U.S. defense leaders have a problem: What they say doesn’t line up with what they do. The mismatch is apparent in the latest Pentagon budget, and a “say-do” gap undermines the trust of Congress and the American people.

Military leaders identify China as our No. 1 challenge, often calling Beijing “an increasingly capable strategic competitor,” as Joint Chiefs Chairman Gen. Mark Milley has warned, or a “pacing” threat. Yet the budget request reduces the ability of the Navy and the Air Force—the services that would have outsize roles in any conflict in the Western Pacific—to respond to threats in that region. Meanwhile, the budget promises undeveloped weapons that may take decades to enter the fleet, funded by a “divest to invest” strategy.

The Navy wants to retire 15 ships, including seven guided-missile cruisers and four littoral combat ships, while procuring only two surface combatant ships and two submarines. (Congress’ budget draft would buy another destroyer and limit the retirements.) Naval aviation procurement dropped 15.6% over 2021 even as the Navy speeds up F/A-18 retirements. The USS Ronald Reagan, based in Japan to counter a threat from China, is overseeing the Afghanistan withdrawal in the Middle East because no other aircraft carrier is available. Meanwhile, China is building warships at an astonishing rate. In 2010 the U.S. Navy had 68 more ships than the Chinese navy. Today, it has 63 fewer, a swing of 131 ships in 10 years.
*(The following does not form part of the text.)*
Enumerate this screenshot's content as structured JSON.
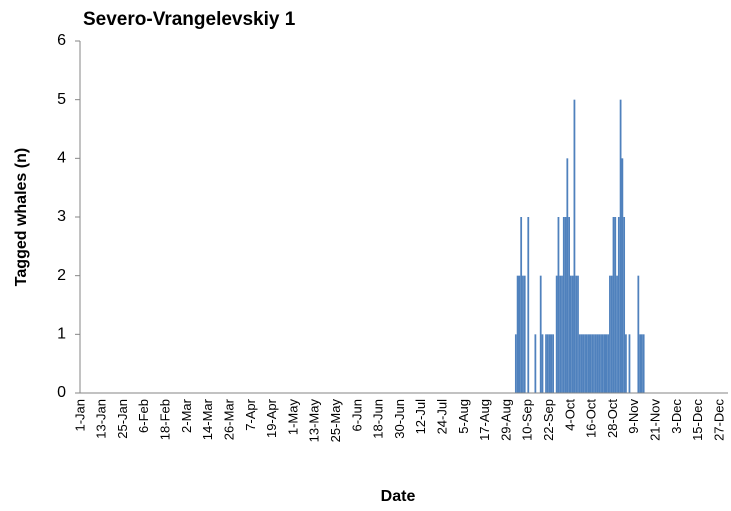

The Air Force is also following the Pentagon’s “divest to invest” lead. Combat aircraft procurement is down 22% from 2021. The force wants to retire 137 aircraft, more than double the number it plans to buy. After the retirement of 17 B-1s last year, the Air Force’s bomber inventory is at a level top officers have called the bare minimum. Ammunition procurement is down more than 40%. China in recent years has focused on procuring advanced aircraft and has the world’s third-largest air force. In addition, China has an extensive ground-based conventional missile force, including the DF-26, known as the “carrier killer” which is capable of striking Guam.

The defense budget tells the American people and allies that although we say China is a threat, we are not taking action to respond. Take Gen. Milley’s June 17 assessment of the threat that China will invade Taiwan: “I think the probability is probably low, in the immediate, near-term future.”